6.) Multiprocessing (yes, you could build a dual, triple, or more Z280 machine, and the processor has hooks to support global versus local buses);
7.) A massive instruction set with many useful instructions (computed CALL, for instance: 'CALL (HL)' is the RETurnable version of 'JP (HL)'), although the instruction set could not be accused of being very 'regular;'
8.) 4 on-chip DMA channels with 24-bit addressing, on-chip counter/timer units, and an on-chip UART.
I'm sure there are others, but these are the ones that jump out at me. The very advanced Z280 was so far ahead of its time that many bugs exist in early masks and revs, but later revs seem to have fixed many of these.
Anyone have other opinions? If you count only bus width, the 68008 would likely be the most advanced 8-bit (data bus) CPU of all time, but even though the bus width of the Pentium is 64-bits no one calls it a 64-bit CPU; the Z280 works with 8-bit instructions (and instruction prefixes) even though one of the bus modes is a 16-bit Z-BUS one (it can also operated in a Z80-compatible manner with an 8-bit data bus).

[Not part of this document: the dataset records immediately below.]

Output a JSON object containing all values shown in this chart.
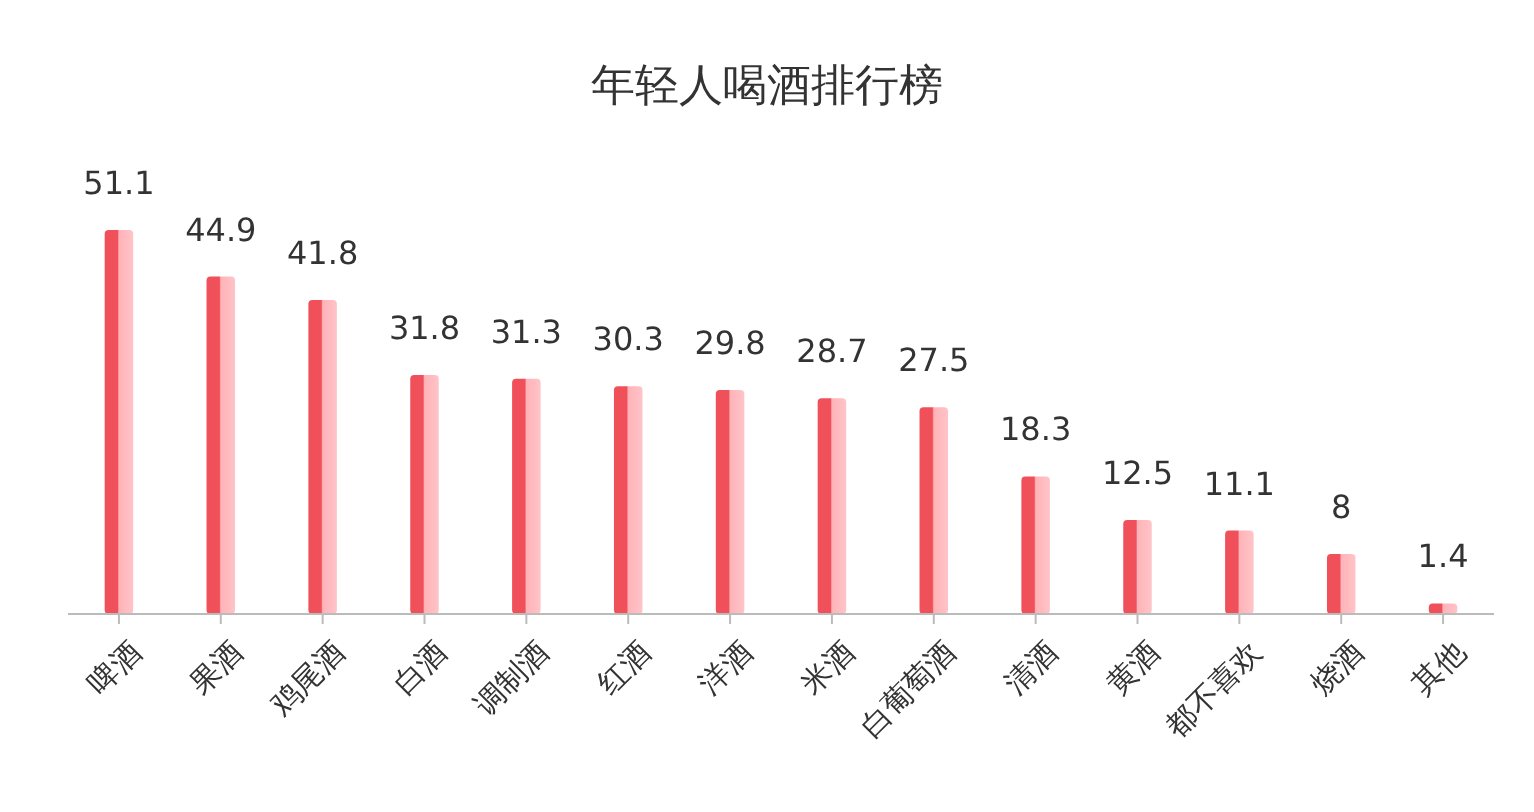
{
  "chart_data": {
    "type": "bar",
    "title": "年轻人喝酒排行榜",
    "categories": [
      "啤酒",
      "果酒",
      "鸡尾酒",
      "白酒",
      "调制酒",
      "红酒",
      "洋酒",
      "米酒",
      "白葡萄酒",
      "清酒",
      "黄酒",
      "都不喜欢",
      "烧酒",
      "其他"
    ],
    "values": [
      51.1,
      44.9,
      41.8,
      31.8,
      31.3,
      30.3,
      29.8,
      28.7,
      27.5,
      18.3,
      12.5,
      11.1,
      8,
      1.4
    ],
    "color": "#f0505a",
    "data_labels": true
  }
}
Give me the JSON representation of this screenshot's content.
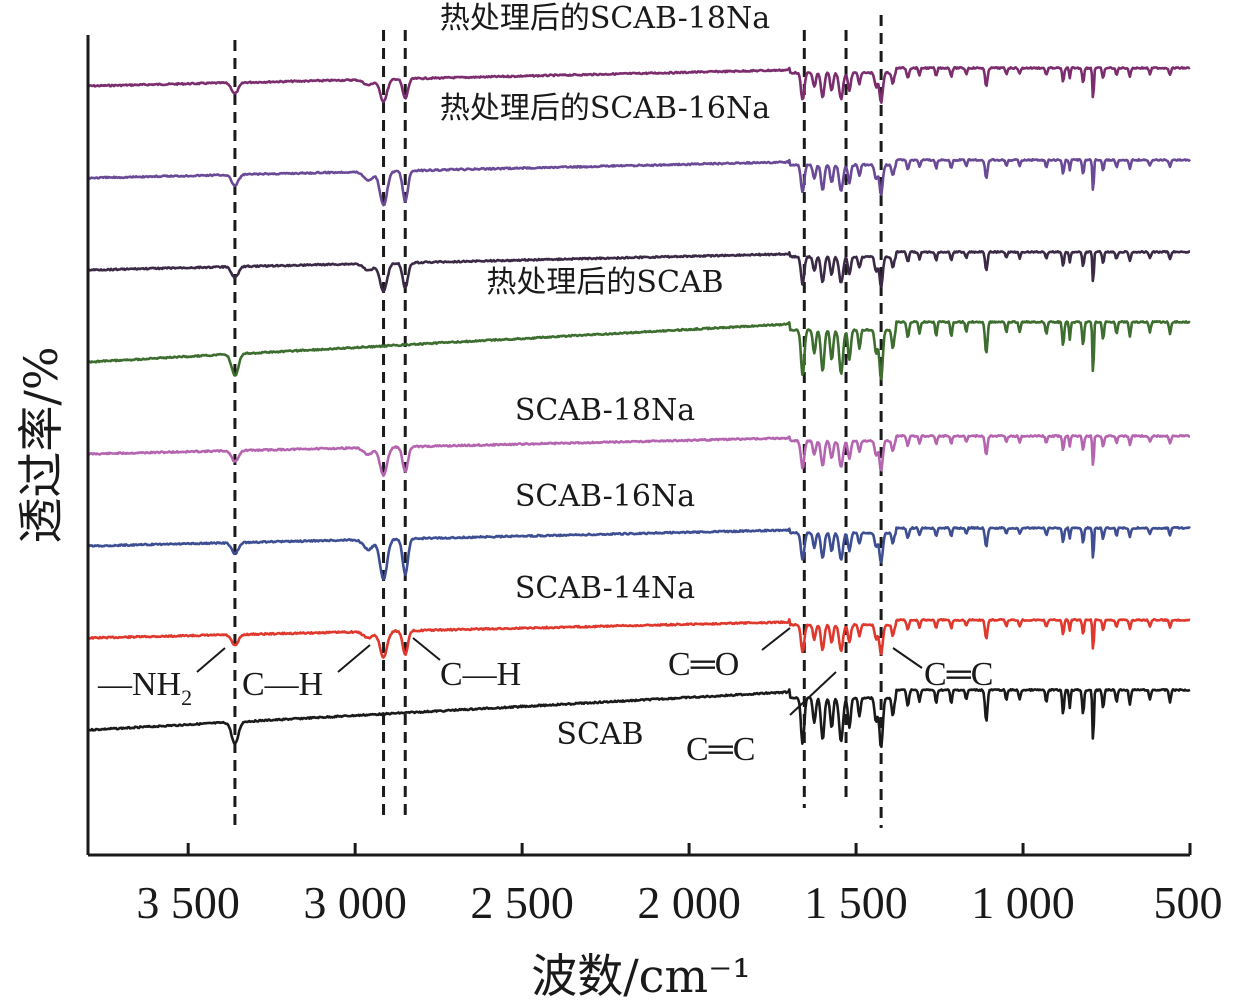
{
  "chart_data": {
    "type": "line",
    "xlabel": "波数/cm⁻¹",
    "ylabel": "透过率/%",
    "xlim": [
      3800,
      500
    ],
    "x_reversed": true,
    "x_ticks": [
      3500,
      3000,
      2500,
      2000,
      1500,
      1000,
      500
    ],
    "x_tick_labels": [
      "3 500",
      "3 000",
      "2 500",
      "2 000",
      "1 500",
      "1 000",
      "500"
    ],
    "y_ticks_shown": false,
    "grid": false,
    "legend": "none (series labeled inline)",
    "reference_lines_cm-1": [
      3360,
      2915,
      2850,
      1655,
      1530,
      1425
    ],
    "series": [
      {
        "name": "热处理后的SCAB-18Na",
        "color": "#7b2d6e",
        "offset": 7,
        "ch_strength": 0.55,
        "nh_strength": 0.5
      },
      {
        "name": "热处理后的SCAB-16Na",
        "color": "#6a4a96",
        "offset": 6,
        "ch_strength": 0.85,
        "nh_strength": 0.5
      },
      {
        "name": "",
        "color": "#3b2a45",
        "offset": 5,
        "ch_strength": 0.7,
        "nh_strength": 0.5
      },
      {
        "name": "热处理后的SCAB",
        "color": "#3d6e2f",
        "offset": 4,
        "ch_strength": 0.0,
        "nh_strength": 1.0
      },
      {
        "name": "SCAB-18Na",
        "color": "#b565b0",
        "offset": 3,
        "ch_strength": 0.7,
        "nh_strength": 0.5
      },
      {
        "name": "SCAB-16Na",
        "color": "#3e4e92",
        "offset": 2,
        "ch_strength": 1.0,
        "nh_strength": 0.5
      },
      {
        "name": "SCAB-14Na",
        "color": "#e0382c",
        "offset": 1,
        "ch_strength": 0.65,
        "nh_strength": 0.5
      },
      {
        "name": "SCAB",
        "color": "#1a1a1a",
        "offset": 0,
        "ch_strength": 0.0,
        "nh_strength": 1.0
      }
    ],
    "annotations": [
      {
        "text": "—NH",
        "sub": "2",
        "x": 3360
      },
      {
        "text": "C—H",
        "x": 2915
      },
      {
        "text": "C—H",
        "x": 2850
      },
      {
        "text": "C═O",
        "x": 1655
      },
      {
        "text": "C═C",
        "x": 1530
      },
      {
        "text": "C═C",
        "x": 1425
      }
    ]
  }
}
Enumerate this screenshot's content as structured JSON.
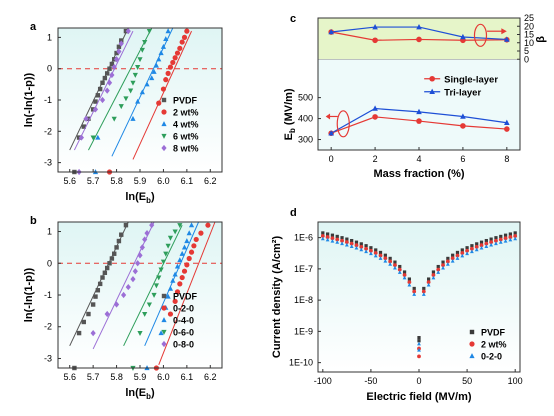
{
  "chart_data": [
    {
      "panel": "a",
      "type": "scatter",
      "xlabel": "ln(E_b)",
      "ylabel": "ln(-ln(1-p))",
      "xlim": [
        5.55,
        6.25
      ],
      "ylim": [
        -3.3,
        1.3
      ],
      "xticks": [
        "5.6",
        "5.7",
        "5.8",
        "5.9",
        "6.0",
        "6.1",
        "6.2"
      ],
      "yticks": [
        "-3",
        "-2",
        "-1",
        "0",
        "1"
      ],
      "reference_line_y": 0,
      "legend_position": "lower-right",
      "series": [
        {
          "name": "PVDF",
          "color": "#555555",
          "marker": "square",
          "x": [
            5.62,
            5.64,
            5.66,
            5.68,
            5.7,
            5.71,
            5.72,
            5.73,
            5.74,
            5.75,
            5.76,
            5.77,
            5.78,
            5.79,
            5.8,
            5.81,
            5.82,
            5.84
          ],
          "y": [
            -3.3,
            -2.2,
            -1.85,
            -1.6,
            -1.3,
            -1.05,
            -0.85,
            -0.65,
            -0.45,
            -0.3,
            -0.15,
            0.0,
            0.15,
            0.3,
            0.5,
            0.7,
            0.9,
            1.2
          ],
          "fit": [
            [
              5.6,
              -2.6
            ],
            [
              5.85,
              1.3
            ]
          ]
        },
        {
          "name": "2 wt%",
          "color": "#e53935",
          "marker": "circle",
          "x": [
            5.77,
            5.98,
            6.0,
            6.01,
            6.02,
            6.03,
            6.04,
            6.05,
            6.06,
            6.07,
            6.08,
            6.09,
            6.1
          ],
          "y": [
            -3.3,
            -1.1,
            -0.65,
            -0.35,
            -0.15,
            0.05,
            0.2,
            0.35,
            0.5,
            0.65,
            0.85,
            1.0,
            1.2
          ],
          "fit": [
            [
              5.87,
              -2.9
            ],
            [
              6.12,
              1.2
            ]
          ]
        },
        {
          "name": "4 wt%",
          "color": "#1e88e5",
          "marker": "triangle",
          "x": [
            5.71,
            5.72,
            5.87,
            5.89,
            5.91,
            5.93,
            5.95,
            5.96,
            5.97,
            5.98,
            5.99,
            6.0,
            6.01,
            6.02
          ],
          "y": [
            -3.3,
            -2.2,
            -1.6,
            -1.05,
            -0.75,
            -0.5,
            -0.3,
            -0.1,
            0.1,
            0.3,
            0.5,
            0.7,
            0.95,
            1.2
          ],
          "fit": [
            [
              5.78,
              -2.8
            ],
            [
              6.04,
              1.3
            ]
          ]
        },
        {
          "name": "6 wt%",
          "color": "#2e9e5b",
          "marker": "triangle-down",
          "x": [
            5.7,
            5.79,
            5.82,
            5.84,
            5.86,
            5.87,
            5.88,
            5.89,
            5.9,
            5.91,
            5.92,
            5.94
          ],
          "y": [
            -2.2,
            -1.6,
            -1.2,
            -0.95,
            -0.7,
            -0.45,
            -0.2,
            0.05,
            0.3,
            0.6,
            0.85,
            1.2
          ],
          "fit": [
            [
              5.68,
              -2.6
            ],
            [
              5.95,
              1.3
            ]
          ]
        },
        {
          "name": "8 wt%",
          "color": "#9c6fd6",
          "marker": "diamond",
          "x": [
            5.64,
            5.65,
            5.67,
            5.71,
            5.74,
            5.76,
            5.77,
            5.78,
            5.79,
            5.8,
            5.81,
            5.82,
            5.85
          ],
          "y": [
            -3.3,
            -2.2,
            -1.6,
            -1.3,
            -1.0,
            -0.7,
            -0.45,
            -0.2,
            0.05,
            0.3,
            0.55,
            0.8,
            1.2
          ],
          "fit": [
            [
              5.62,
              -2.6
            ],
            [
              5.87,
              1.2
            ]
          ]
        }
      ]
    },
    {
      "panel": "b",
      "type": "scatter",
      "xlabel": "ln(E_b)",
      "ylabel": "ln(-ln(1-p))",
      "xlim": [
        5.55,
        6.25
      ],
      "ylim": [
        -3.3,
        1.3
      ],
      "xticks": [
        "5.6",
        "5.7",
        "5.8",
        "5.9",
        "6.0",
        "6.1",
        "6.2"
      ],
      "yticks": [
        "-3",
        "-2",
        "-1",
        "0",
        "1"
      ],
      "reference_line_y": 0,
      "legend_position": "lower-right",
      "series": [
        {
          "name": "PVDF",
          "color": "#555555",
          "marker": "square",
          "x": [
            5.62,
            5.64,
            5.66,
            5.68,
            5.7,
            5.71,
            5.72,
            5.73,
            5.74,
            5.75,
            5.76,
            5.77,
            5.78,
            5.79,
            5.8,
            5.81,
            5.82,
            5.84
          ],
          "y": [
            -3.3,
            -2.2,
            -1.85,
            -1.6,
            -1.3,
            -1.05,
            -0.85,
            -0.65,
            -0.45,
            -0.3,
            -0.15,
            0.0,
            0.15,
            0.3,
            0.5,
            0.7,
            0.9,
            1.2
          ],
          "fit": [
            [
              5.6,
              -2.6
            ],
            [
              5.85,
              1.3
            ]
          ]
        },
        {
          "name": "0-2-0",
          "color": "#e53935",
          "marker": "circle",
          "x": [
            5.97,
            6.03,
            6.05,
            6.06,
            6.07,
            6.08,
            6.09,
            6.1,
            6.11,
            6.12,
            6.13,
            6.14,
            6.16,
            6.19
          ],
          "y": [
            -3.3,
            -1.6,
            -1.2,
            -0.9,
            -0.65,
            -0.45,
            -0.25,
            -0.05,
            0.15,
            0.35,
            0.55,
            0.75,
            0.95,
            1.2
          ],
          "fit": [
            [
              5.98,
              -3.2
            ],
            [
              6.22,
              1.3
            ]
          ]
        },
        {
          "name": "0-4-0",
          "color": "#1e88e5",
          "marker": "triangle",
          "x": [
            5.93,
            5.99,
            6.01,
            6.02,
            6.03,
            6.04,
            6.05,
            6.06,
            6.07,
            6.08,
            6.09,
            6.1,
            6.11,
            6.12
          ],
          "y": [
            -3.3,
            -2.2,
            -1.4,
            -1.05,
            -0.8,
            -0.55,
            -0.35,
            -0.1,
            0.1,
            0.3,
            0.5,
            0.7,
            0.95,
            1.2
          ],
          "fit": [
            [
              5.92,
              -2.6
            ],
            [
              6.15,
              1.3
            ]
          ]
        },
        {
          "name": "0-6-0",
          "color": "#2e9e5b",
          "marker": "triangle-down",
          "x": [
            5.87,
            5.9,
            5.92,
            5.94,
            5.96,
            5.97,
            5.98,
            5.99,
            6.0,
            6.01,
            6.02,
            6.03,
            6.05,
            6.07
          ],
          "y": [
            -3.3,
            -2.2,
            -1.6,
            -1.3,
            -1.0,
            -0.7,
            -0.45,
            -0.2,
            0.05,
            0.3,
            0.55,
            0.8,
            1.0,
            1.2
          ],
          "fit": [
            [
              5.83,
              -2.6
            ],
            [
              6.08,
              1.2
            ]
          ]
        },
        {
          "name": "0-8-0",
          "color": "#9c6fd6",
          "marker": "diamond",
          "x": [
            5.7,
            5.76,
            5.8,
            5.83,
            5.85,
            5.87,
            5.88,
            5.89,
            5.9,
            5.91,
            5.92,
            5.93,
            5.95
          ],
          "y": [
            -2.2,
            -1.6,
            -1.3,
            -1.0,
            -0.75,
            -0.5,
            -0.25,
            0.0,
            0.25,
            0.5,
            0.75,
            0.95,
            1.2
          ],
          "fit": [
            [
              5.7,
              -2.7
            ],
            [
              5.96,
              1.3
            ]
          ]
        }
      ]
    },
    {
      "panel": "c",
      "type": "line",
      "xlabel": "Mass fraction (%)",
      "ylabel_left": "E_b (MV/m)",
      "ylabel_right": "β",
      "x": [
        0,
        2,
        4,
        6,
        8
      ],
      "xticks": [
        "0",
        "2",
        "4",
        "6",
        "8"
      ],
      "xlim": [
        -0.6,
        8.6
      ],
      "ylim_left": [
        250,
        880
      ],
      "yticks_left": [
        "300",
        "400",
        "500"
      ],
      "ylim_right": [
        -55,
        25
      ],
      "yticks_right": [
        "0",
        "5",
        "10",
        "15",
        "20",
        "25"
      ],
      "legend_position": "middle-right",
      "series": [
        {
          "name": "Single-layer",
          "color": "#e53935",
          "marker": "circle",
          "eb": [
            330,
            408,
            388,
            365,
            350
          ],
          "beta": [
            16.5,
            11.5,
            12.0,
            11.5,
            11.8
          ]
        },
        {
          "name": "Tri-layer",
          "color": "#1e4fd6",
          "marker": "triangle",
          "eb": [
            330,
            448,
            432,
            410,
            380
          ],
          "beta": [
            16.5,
            19.5,
            19.5,
            13.5,
            12.0
          ]
        }
      ]
    },
    {
      "panel": "d",
      "type": "scatter",
      "xlabel": "Electric field (MV/m)",
      "ylabel": "Current density (A/cm²)",
      "xlim": [
        -105,
        105
      ],
      "ylim_log10": [
        -10.3,
        -5.5
      ],
      "log_y": true,
      "xticks": [
        "-100",
        "-50",
        "0",
        "50",
        "100"
      ],
      "yticks": [
        "1E-10",
        "1E-9",
        "1E-8",
        "1E-7",
        "1E-6"
      ],
      "legend_position": "lower-right",
      "series": [
        {
          "name": "PVDF",
          "color": "#3a3a3a",
          "marker": "square",
          "scale": 1.0,
          "origin_log": [
            -9.2,
            -9.3
          ]
        },
        {
          "name": "2 wt%",
          "color": "#e53935",
          "marker": "circle",
          "scale": 0.8,
          "origin_log": [
            -9.55,
            -9.8
          ]
        },
        {
          "name": "0-2-0",
          "color": "#1e88e5",
          "marker": "triangle",
          "scale": 0.65,
          "origin_log": [
            -9.4,
            -9.6
          ]
        }
      ]
    }
  ]
}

Now, in my opinion the Z280 is far more advanced than the HD64180/Z180, even though the Z180 is still being made, and I would say that the Z280 is more 'advanced' than the still-in-production eZ80, even though the eZ80 is far faster and has its own advances, such as the ADL addressing mode suffixes (actually implemented a a prefix at the machine code level).
Too bad Zilog stopped production in 1996. Right now there are several eBay auctions for Z280's; many of these probably came out of some of the point-of-sale and other embedded systems that used these grand old chips to good effect.